100 Creatives: Howard Sherman
What he does: Houston artist Howard Sherman's eye-catching paintings dominate a room with their imposing size and explosions of dynamic color. Influenced by cartoons, they use thick black lines to accentuate abstract forms. Sherman relies a lot on feeling and instinct when composing the abstract pieces, hoping to create a "playful quality that is humorous in an indirect way."
Since receiving his MFA from the University of North Texas - Denton in 2006, Sherman has seen his paintings featured in solo museum shows across Texas and in North Carolina, Peru, India and Spain. His work is also published in the art books Texas Artists Today and New American Paintings.
What inspires him: Sherman has made art his entire life. "My mom said I was drawing before I could talk," he says. Before becoming a painter, he worked as a cartoonist, creating his first comic strip while studying for bachelor's degree in studio art at the University of Texas - Austin. The comic ended up running in 18 newspapers nationally. Despite the success, Sherman grew weary of the pressure to work on a schedule and, he says, "having my artwork reduced to the size of a postage stamp." He gradually gravitated toward painting.

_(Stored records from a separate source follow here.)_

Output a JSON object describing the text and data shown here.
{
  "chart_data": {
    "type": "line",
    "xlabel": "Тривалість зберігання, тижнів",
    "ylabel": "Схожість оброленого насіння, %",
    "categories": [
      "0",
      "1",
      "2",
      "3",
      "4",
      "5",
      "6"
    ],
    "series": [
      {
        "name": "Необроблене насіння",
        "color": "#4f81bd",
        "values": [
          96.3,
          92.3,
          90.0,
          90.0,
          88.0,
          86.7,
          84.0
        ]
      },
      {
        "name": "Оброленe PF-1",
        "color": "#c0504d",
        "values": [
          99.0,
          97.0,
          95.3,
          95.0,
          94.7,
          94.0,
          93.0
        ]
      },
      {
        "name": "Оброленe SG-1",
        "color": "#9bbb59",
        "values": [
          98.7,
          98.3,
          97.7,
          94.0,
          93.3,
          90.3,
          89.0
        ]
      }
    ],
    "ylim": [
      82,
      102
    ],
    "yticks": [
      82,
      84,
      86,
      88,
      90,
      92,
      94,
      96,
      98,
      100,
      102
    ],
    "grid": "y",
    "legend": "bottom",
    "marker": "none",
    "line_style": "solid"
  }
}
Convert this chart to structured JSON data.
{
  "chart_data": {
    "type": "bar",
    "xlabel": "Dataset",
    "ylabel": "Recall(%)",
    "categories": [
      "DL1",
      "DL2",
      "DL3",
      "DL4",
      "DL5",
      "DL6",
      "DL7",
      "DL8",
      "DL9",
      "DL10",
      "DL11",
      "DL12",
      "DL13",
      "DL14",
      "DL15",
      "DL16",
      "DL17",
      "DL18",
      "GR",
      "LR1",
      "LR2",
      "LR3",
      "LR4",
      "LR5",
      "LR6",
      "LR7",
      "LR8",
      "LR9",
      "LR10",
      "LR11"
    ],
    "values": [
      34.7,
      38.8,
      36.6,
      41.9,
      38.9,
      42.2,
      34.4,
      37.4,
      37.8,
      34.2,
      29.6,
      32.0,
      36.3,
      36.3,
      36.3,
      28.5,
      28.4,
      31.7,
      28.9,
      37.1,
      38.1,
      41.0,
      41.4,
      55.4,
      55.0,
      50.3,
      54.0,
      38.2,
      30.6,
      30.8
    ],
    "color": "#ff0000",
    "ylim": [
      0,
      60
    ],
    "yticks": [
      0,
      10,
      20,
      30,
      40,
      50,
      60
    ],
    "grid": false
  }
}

Why he likes it: There is nothing Sherman appreciates more than the support he receives from the Houston art community. "Coming out of graduate school I was very fortunate to make art full time," he says. "I don't think I would have pulled that off in other major art cities." Moving forward with his work is important to him. "I'm really trying to take painting into the 21st century. I want to say something different than what has come before me."
What's next: Sherman has racked up the frequent-flyer miles this year - he recently returned from London. "Right now I'm just trying to settle back in, get some work done, and get ready for the next shows," he says. Look for his work this September at the McMurtrey Gallery in an exhibition that will coincide with the Houston Fine Art Fair.